This post - this is a generalization of the question from here .

Suppose we have **m** divisible objects that need to be divided equally between **n** persons, and so that the total number of parts (called **N **in the text of the procedure) after cutting should be a minimum. **Cutting** procedure exactly solves this problem. It can be proved that the estimate holds **n<=N<=n+m-1**, and **N<n+m-1** if and only if there are several objects (**< m**), whose measures sum to be a multiple of the share (**Obj** in the text of the procedure).

In the attached file you can find also the text of the second procedure **Cutting1**, which is approximately solves the problem. The procedure **Cutting1** is much faster than **Cutting**. But the results of their work are usually the same or **Cutting** procedure gives a slightly better result than **Cutting1**.

Required parameters of the procedure: **L** is the list of the measures of the objects to be cutted, **n** is the number of persons.
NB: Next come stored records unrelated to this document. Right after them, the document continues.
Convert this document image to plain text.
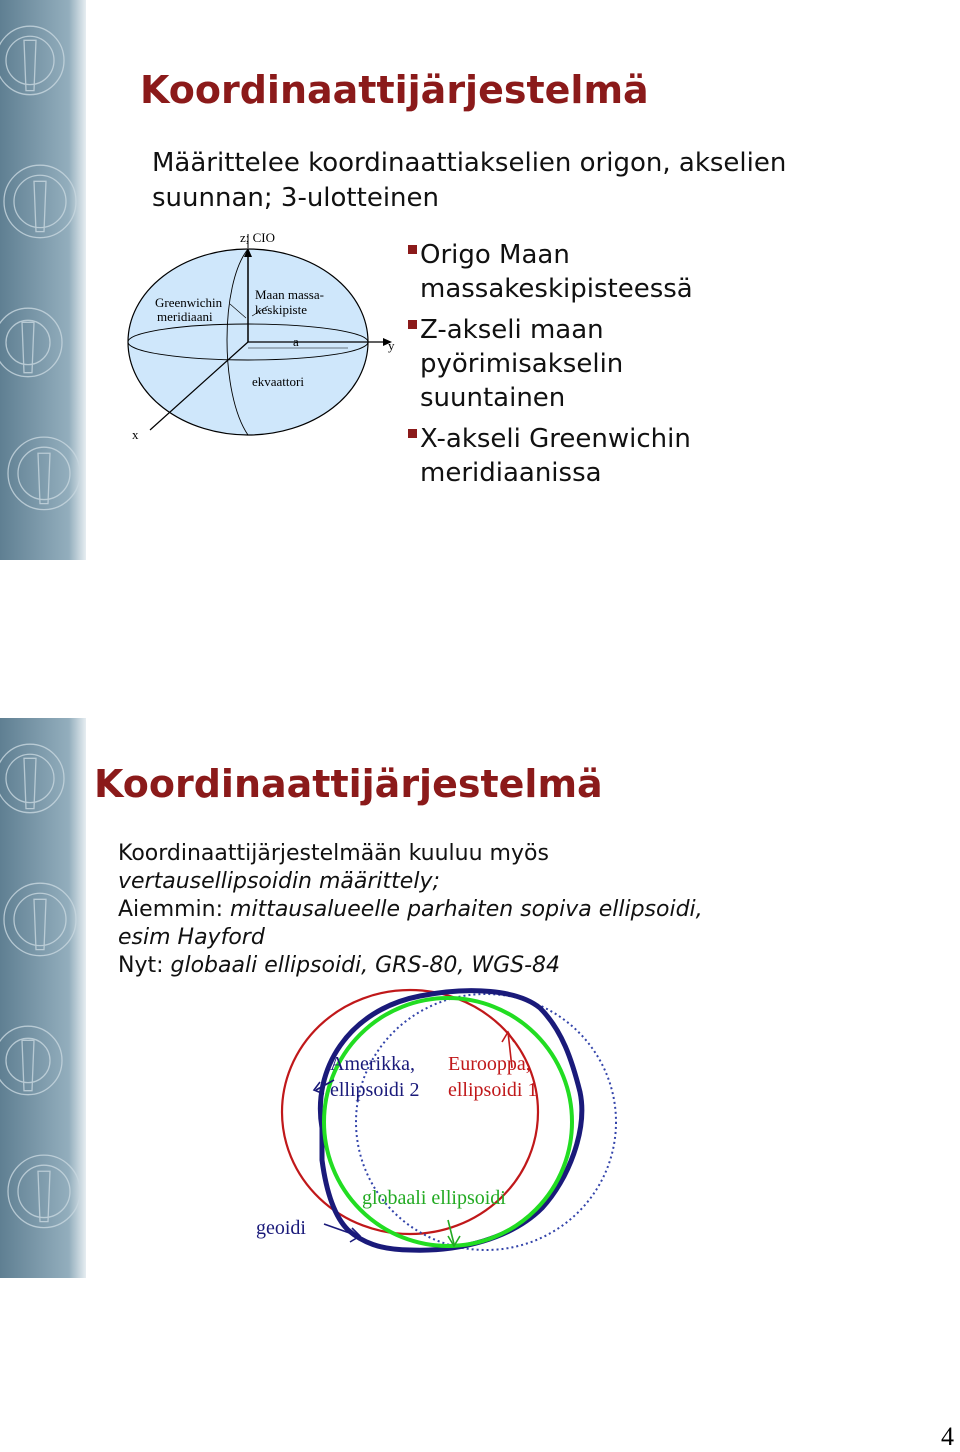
Koordinaattijärjestelmä
Määrittelee koordinaattiakselien origon, akselien suunnan; 3-ulotteinen
z; CIO
Greenwichin
meridiaani
Maan massa-
keskipiste
a
ekvaattori
y
x
Origo Maan massakeskipisteessä
Z-akseli maan pyörimisakselin suuntainen
X-akseli Greenwichin meridiaanissa
Koordinaattijärjestelmä

Koordinaattijärjestelmään kuuluu myös

vertausellipsoidin määrittely;

Aiemmin: mittausalueelle parhaiten sopiva ellipsoidi,

esim Hayford

Nyt: globaali ellipsoidi, GRS-80, WGS-84

Amerikka,
ellipsoidi 2
Eurooppa,
ellipsoidi 1
globaali ellipsoidi
geoidi
4
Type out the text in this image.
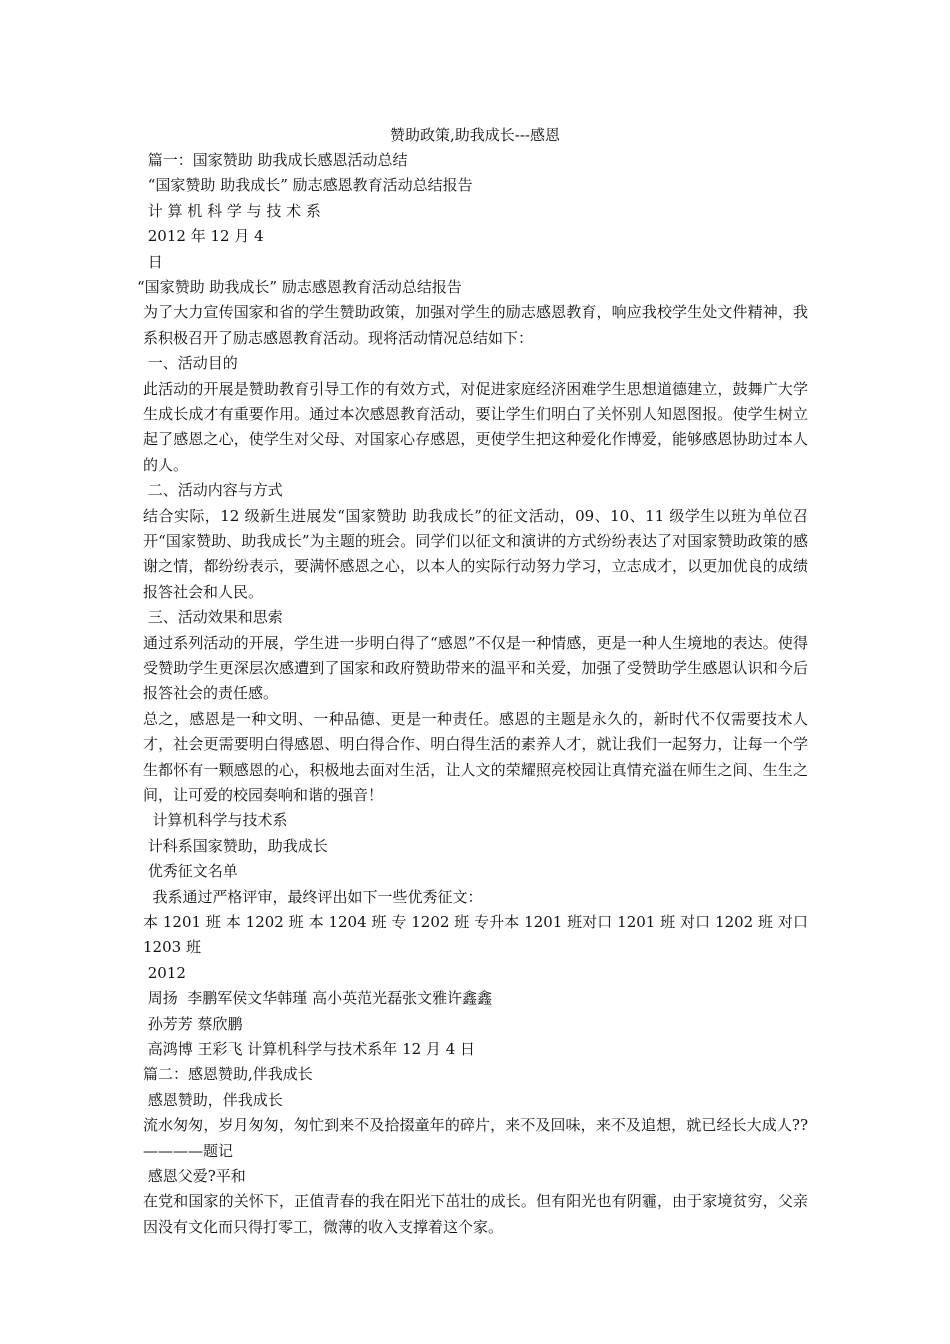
赞助政策,助我成长---感恩
篇一：国家赞助 助我成长感恩活动总结
“国家赞助 助我成长” 励志感恩教育活动总结报告
计 算 机 科 学 与 技 术 系
2012 年 12 月 4
日
“国家赞助 助我成长” 励志感恩教育活动总结报告
为了大力宣传国家和省的学生赞助政策，加强对学生的励志感恩教育，响应我校学生处文件精神，我系积极召开了励志感恩教育活动。现将活动情况总结如下：
一、活动目的
此活动的开展是赞助教育引导工作的有效方式，对促进家庭经济困难学生思想道德建立，鼓舞广大学生成长成才有重要作用。通过本次感恩教育活动，要让学生们明白了关怀别人知恩图报。使学生树立起了感恩之心，使学生对父母、对国家心存感恩，更使学生把这种爱化作博爱，能够感恩协助过本人的人。
二、活动内容与方式
结合实际，12 级新生进展发“国家赞助 助我成长”的征文活动，09、10、11 级学生以班为单位召开“国家赞助、助我成长”为主题的班会。同学们以征文和演讲的方式纷纷表达了对国家赞助政策的感谢之情，都纷纷表示，要满怀感恩之心，以本人的实际行动努力学习，立志成才，以更加优良的成绩报答社会和人民。
三、活动效果和思索
通过系列活动的开展，学生进一步明白得了“感恩”不仅是一种情感，更是一种人生境地的表达。使得受赞助学生更深层次感遭到了国家和政府赞助带来的温平和关爱，加强了受赞助学生感恩认识和今后报答社会的责任感。
总之，感恩是一种文明、一种品德、更是一种责任。感恩的主题是永久的，新时代不仅需要技术人才，社会更需要明白得感恩、明白得合作、明白得生活的素养人才，就让我们一起努力，让每一个学生都怀有一颗感恩的心，积极地去面对生活，让人文的荣耀照亮校园让真情充溢在师生之间、生生之间，让可爱的校园奏响和谐的强音！
计算机科学与技术系
计科系国家赞助，助我成长
优秀征文名单
我系通过严格评审，最终评出如下一些优秀征文：
本 1201 班 本 1202 班 本 1204 班 专 1202 班 专升本 1201 班对口 1201 班 对口 1202 班 对口 1203 班
2012
周扬  李鹏军侯文华韩瑾 高小英范光磊张文雅许鑫鑫
孙芳芳 蔡欣鹏
高鸿博 王彩飞 计算机科学与技术系年 12 月 4 日
篇二：感恩赞助,伴我成长
感恩赞助，伴我成长
流水匆匆，岁月匆匆，匆忙到来不及拾掇童年的碎片，来不及回味，来不及追想，就已经长大成人?? ————题记
感恩父爱?平和
在党和国家的关怀下，正值青春的我在阳光下茁壮的成长。但有阳光也有阴霾，由于家境贫穷，父亲因没有文化而只得打零工，微薄的收入支撑着这个家。
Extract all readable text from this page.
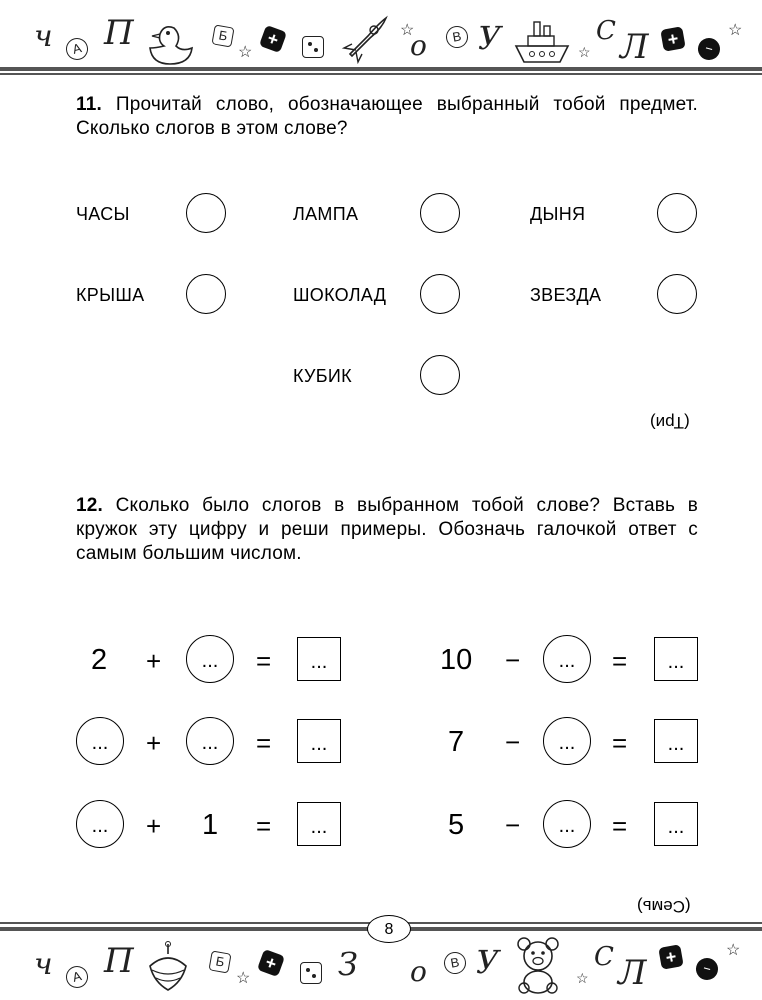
ч	А П	Б
☆
+	☆
о	В У	☆
С Л +	−
☆
11. Прочитай слово, обозначающее выбранный тобой предмет. Сколько слогов в этом слове?
ЧАСЫ	ЛАМПА	ДЫНЯ
КРЫША	ШОКОЛАД	ЗВЕЗДА
КУБИК
(Три)
12. Сколько было слогов в выбранном тобой слове? Вставь в кружок эту цифру и реши примеры. Обозначь галочкой ответ с самым большим числом.
2 +	...	=	...
...	+	...	=	...
...	+ 1 =	...
10 −	...	=	...
7 −	...	=	...
5 −	...	=	...
(Семь)
8
ч	А П	Б
☆
+ З о	В У	☆
С Л +
−
☆
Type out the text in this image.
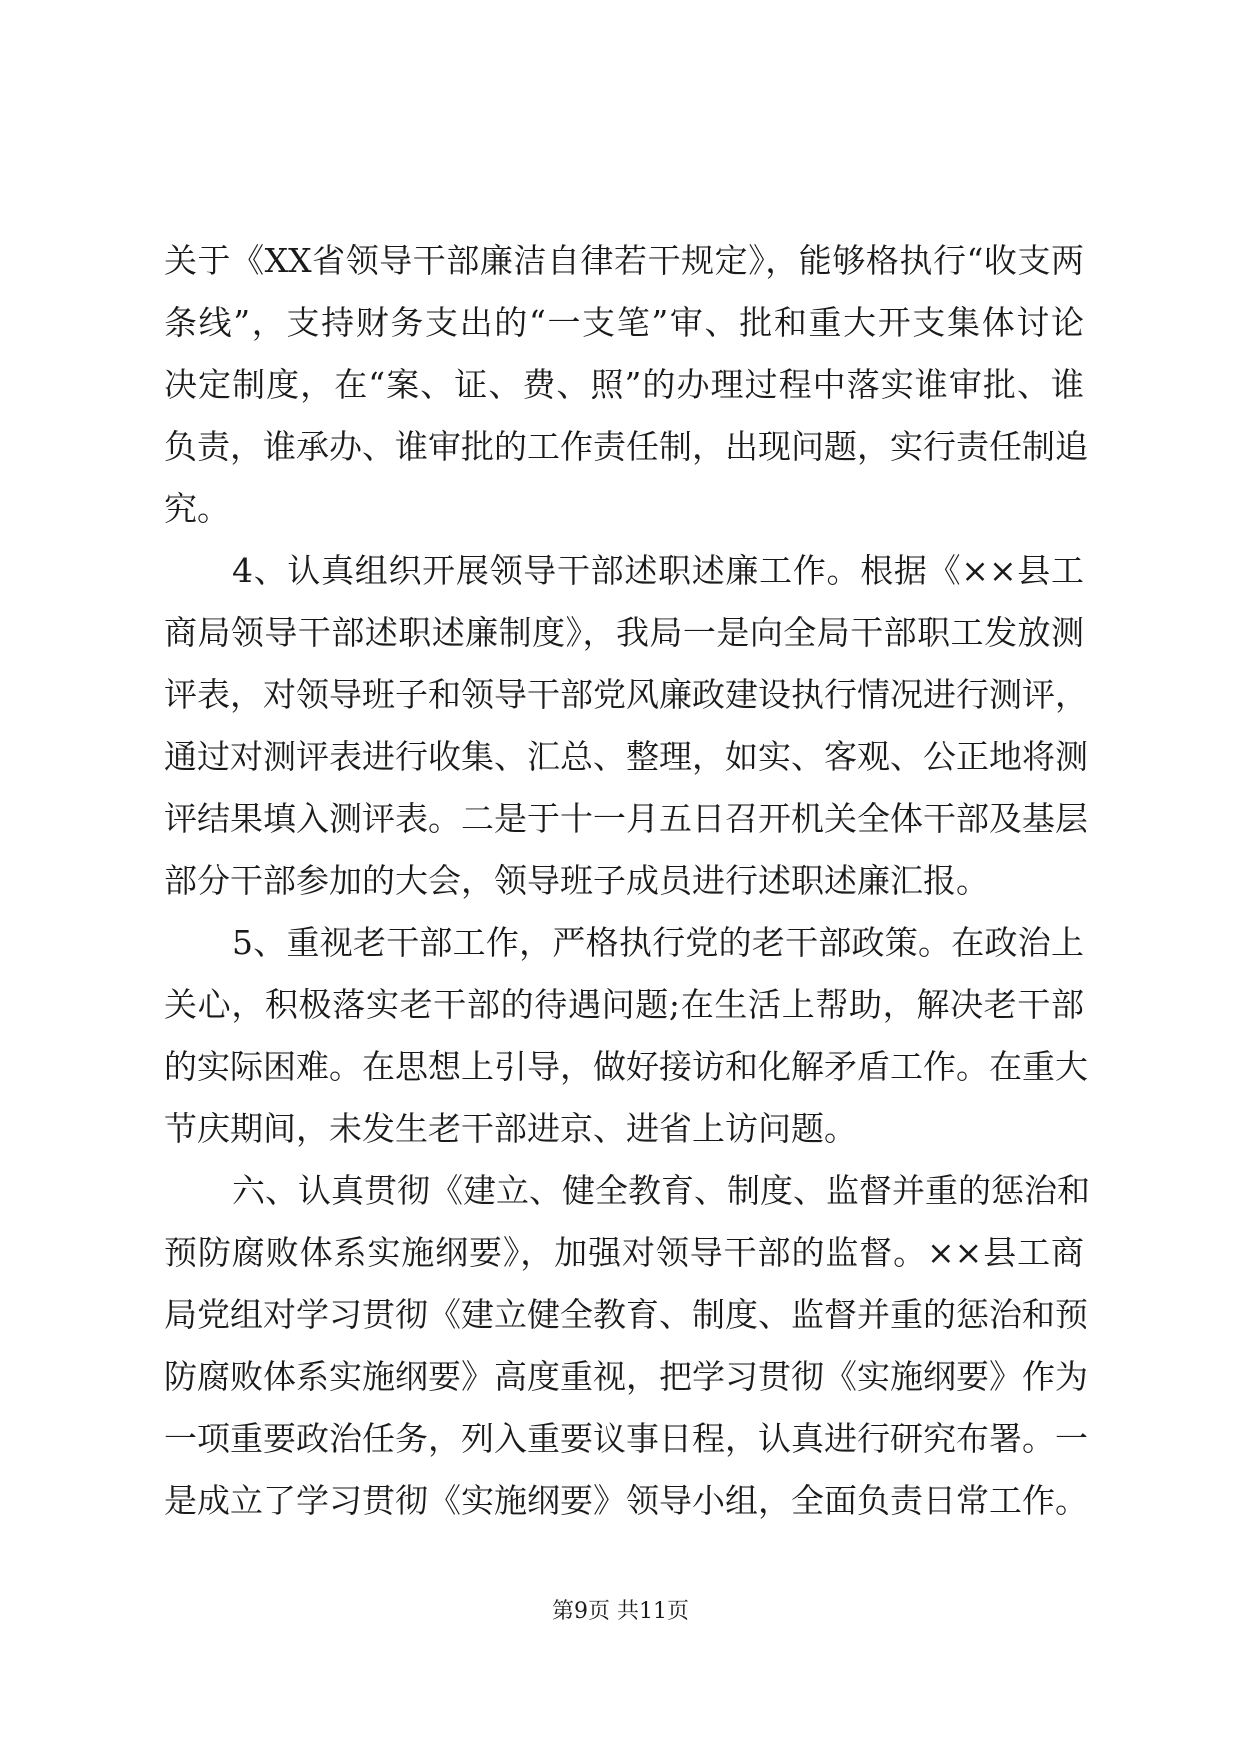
关于《XX省领导干部廉洁自律若干规定》，能够格执行“收支两
条线”，支持财务支出的“一支笔”审、批和重大开支集体讨论
决定制度，在“案、证、费、照”的办理过程中落实谁审批、谁
负责，谁承办、谁审批的工作责任制，出现问题，实行责任制追
究。
4、认真组织开展领导干部述职述廉工作。根据《××县工
商局领导干部述职述廉制度》，我局一是向全局干部职工发放测
评表，对领导班子和领导干部党风廉政建设执行情况进行测评，
通过对测评表进行收集、汇总、整理，如实、客观、公正地将测
评结果填入测评表。二是于十一月五日召开机关全体干部及基层
部分干部参加的大会，领导班子成员进行述职述廉汇报。
5、重视老干部工作，严格执行党的老干部政策。在政治上
关心，积极落实老干部的待遇问题;在生活上帮助，解决老干部
的实际困难。在思想上引导，做好接访和化解矛盾工作。在重大
节庆期间，未发生老干部进京、进省上访问题。
六、认真贯彻《建立、健全教育、制度、监督并重的惩治和
预防腐败体系实施纲要》，加强对领导干部的监督。××县工商
局党组对学习贯彻《建立健全教育、制度、监督并重的惩治和预
防腐败体系实施纲要》高度重视，把学习贯彻《实施纲要》作为
一项重要政治任务，列入重要议事日程，认真进行研究布署。一
是成立了学习贯彻《实施纲要》领导小组，全面负责日常工作。
第9页 共11页
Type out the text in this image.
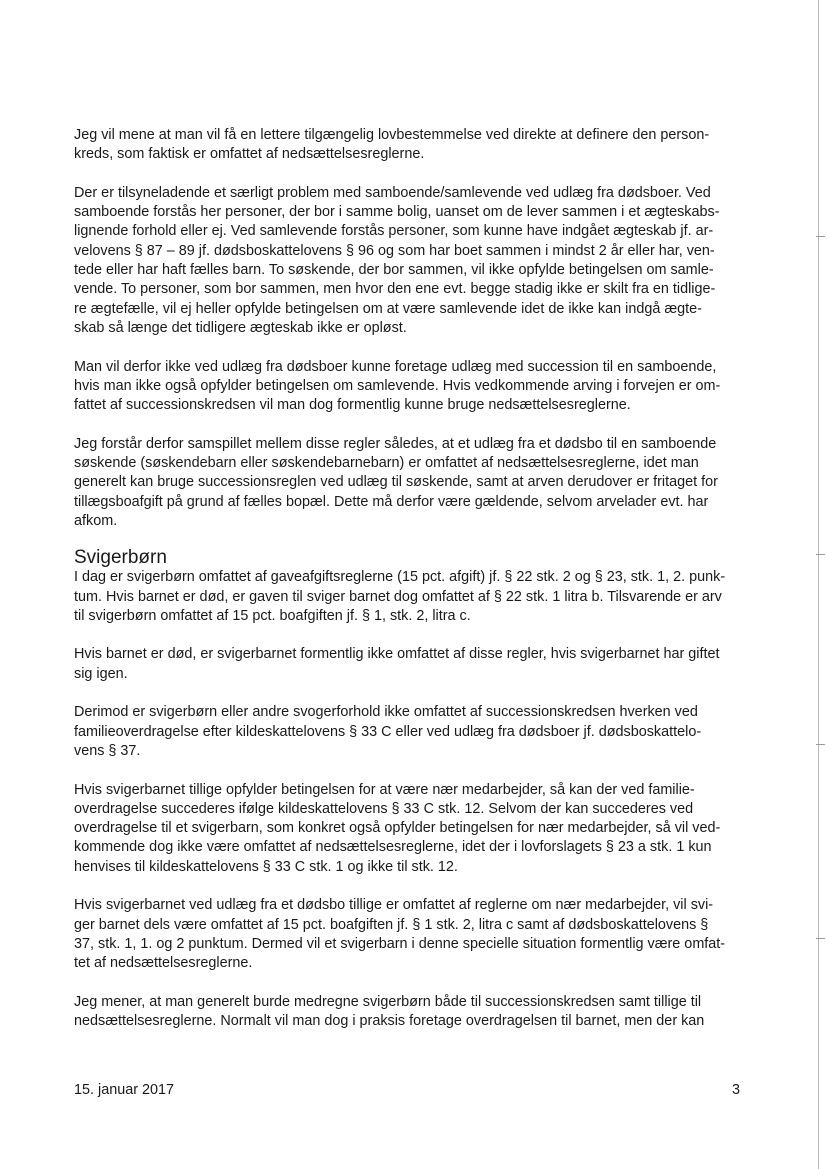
Jeg vil mene at man vil få en lettere tilgængelig lovbestemmelse ved direkte at definere den person-
kreds, som faktisk er omfattet af nedsættelsesreglerne.

Der er tilsyneladende et særligt problem med samboende/samlevende ved udlæg fra dødsboer. Ved
samboende forstås her personer, der bor i samme bolig, uanset om de lever sammen i et ægteskabs-
lignende forhold eller ej. Ved samlevende forstås personer, som kunne have indgået ægteskab jf. ar-
velovens § 87 – 89 jf. dødsboskattelovens § 96 og som har boet sammen i mindst 2 år eller har, ven-
tede eller har haft fælles barn. To søskende, der bor sammen, vil ikke opfylde betingelsen om samle-
vende. To personer, som bor sammen, men hvor den ene evt. begge stadig ikke er skilt fra en tidlige-
re ægtefælle, vil ej heller opfylde betingelsen om at være samlevende idet de ikke kan indgå ægte-
skab så længe det tidligere ægteskab ikke er opløst.

Man vil derfor ikke ved udlæg fra dødsboer kunne foretage udlæg med succession til en samboende,
hvis man ikke også opfylder betingelsen om samlevende. Hvis vedkommende arving i forvejen er om-
fattet af successionskredsen vil man dog formentlig kunne bruge nedsættelsesreglerne.

Jeg forstår derfor samspillet mellem disse regler således, at et udlæg fra et dødsbo til en samboende
søskende (søskendebarn eller søskendebarnebarn) er omfattet af nedsættelsesreglerne, idet man
generelt kan bruge successionsreglen ved udlæg til søskende, samt at arven derudover er fritaget for
tillægsboafgift på grund af fælles bopæl. Dette må derfor være gældende, selvom arvelader evt. har
afkom.

Svigerbørn

I dag er svigerbørn omfattet af gaveafgiftsreglerne (15 pct. afgift) jf. § 22 stk. 2 og § 23, stk. 1, 2. punk-
tum. Hvis barnet er død, er gaven til sviger barnet dog omfattet af § 22 stk. 1 litra b. Tilsvarende er arv
til svigerbørn omfattet af 15 pct. boafgiften jf. § 1, stk. 2, litra c.

Hvis barnet er død, er svigerbarnet formentlig ikke omfattet af disse regler, hvis svigerbarnet har giftet
sig igen.

Derimod er svigerbørn eller andre svogerforhold ikke omfattet af successionskredsen hverken ved
familieoverdragelse efter kildeskattelovens § 33 C eller ved udlæg fra dødsboer jf. dødsboskattelo-
vens § 37.

Hvis svigerbarnet tillige opfylder betingelsen for at være nær medarbejder, så kan der ved familie-
overdragelse succederes ifølge kildeskattelovens § 33 C stk. 12. Selvom der kan succederes ved
overdragelse til et svigerbarn, som konkret også opfylder betingelsen for nær medarbejder, så vil ved-
kommende dog ikke være omfattet af nedsættelsesreglerne, idet der i lovforslagets § 23 a stk. 1 kun
henvises til kildeskattelovens § 33 C stk. 1 og ikke til stk. 12.

Hvis svigerbarnet ved udlæg fra et dødsbo tillige er omfattet af reglerne om nær medarbejder, vil svi-
ger barnet dels være omfattet af 15 pct. boafgiften jf. § 1 stk. 2, litra c samt af dødsboskattelovens §
37, stk. 1, 1. og 2 punktum. Dermed vil et svigerbarn i denne specielle situation formentlig være omfat-
tet af nedsættelsesreglerne.

Jeg mener, at man generelt burde medregne svigerbørn både til successionskredsen samt tillige til
nedsættelsesreglerne. Normalt vil man dog i praksis foretage overdragelsen til barnet, men der kan

15. januar 2017	3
The optional parameter **Name** is a name or the list of names of the objects of** L** (if the latter then should be **nops(L)=nops(Name)** ).

**Cutting:=proc(L::list(numeric), n::posint, Name::{name,list(name)}:=Object)**

**local m, n1, L1, L11, mes, Obj, It, M, N;**

**uses combinat, ListTools;**

**m:=nops(L); L1:=sort([seq([`if`(Name::name,Name||i,Name[i]),L[i]], i=1..m)], (a,b)->a[2]<=b[2]);**

**mes:=table(map(t->t[1]=t[2],L1));**

**Obj:=`+`(L[])/n;**

**It:=proc(L1, n)**

**local i, M, m1, S, n0, a, L2;**

**if nops(L1)=1 then return [[[L1[1,1],Obj]] $ n] fi;**

**if n=1 then return [L1] fi;**

**for i from 1 while `+`(seq(L1[k,2],k=1..i))<=Obj do**

**od;**

**M:=[seq(choose(L1,k)[], k=1..ceil(nops(L1)/2))];**

**S:=[];**

**for m1 in M while nops(S)=0 do n0:=`+`(seq(m1[k,2],k=1..nops(m1)))/Obj;**

**if type(n0,integer) then S:=m1 fi;**

**od;**

**if nops(S)=0 then**

**a:=Obj-`+`(seq(L1[k,2],k=1..i-1));**

**L2:=[[L1[i,1],L1[i,2]-a],seq(L1[k],k=i+1..nops(L1))];**

** [[seq(L1[k], k=1..i-1),`if`(a=0,NULL,[L1[i,1],a])],It(L2,n-1)[]] else L2:=sort(convert(convert(L1,set) minus convert(S,set), list),(a,b)->a[2]<=b[2]);**

**[It(S,n0)[], It(L2,n-n0)[]] fi;**

**end proc;**

**M:=It(L1,n);**

**N:=add(nops(M[i]), i=1 ..nops(M));**

**Flatten(M, 1);**

**[Categorize((a,b)->a[1]=b[1],%)];**

**print(``);**

**print(cat(`Cutting scheme (total `, N, ` parts):`) );**

**print(map(t->[seq(t[k,2]/`+`(seq(t[k,2],k=1..nops(t)))*t[1,1],k=1..nops(t))], %)[]);**

**print(``);**

**print(`Scheme of sharing out:`);**

**seq([Person||k,`+`(seq(M[k,i,2]/mes[M[k,i,1]]*M[k,i,1], i=1..nops(M[k])))],k=1..n);**

**end proc:**

Examples of use.

First example from the link above:

**Cutting([225,400,625], 4, Cake);** # 3 cakes must be equally divided by 4 persons

**eval(%,[Cake1,Cake2,Cake3]=~[225,400,625]); ** # Check

Second example (the same for 10 persons):

**Cutting([225,400,625], 10, Cake);**

** **

Third example (7 identical apples should be divided between 12 persons):

**Cutting([1 $ 7], 12, apple); **

Cutting.mw

Edited:

1. Fixed a bug in the procedure **Cutting** (I forgot sort the list **L2** in sub-procedure **It** if **nops(S)<>0** ).

2. Changes made to the sub-procedure **It** for the case if there are several objects (**>1** and **< m**), whose measures sum to be a multiple of the share **Obj **.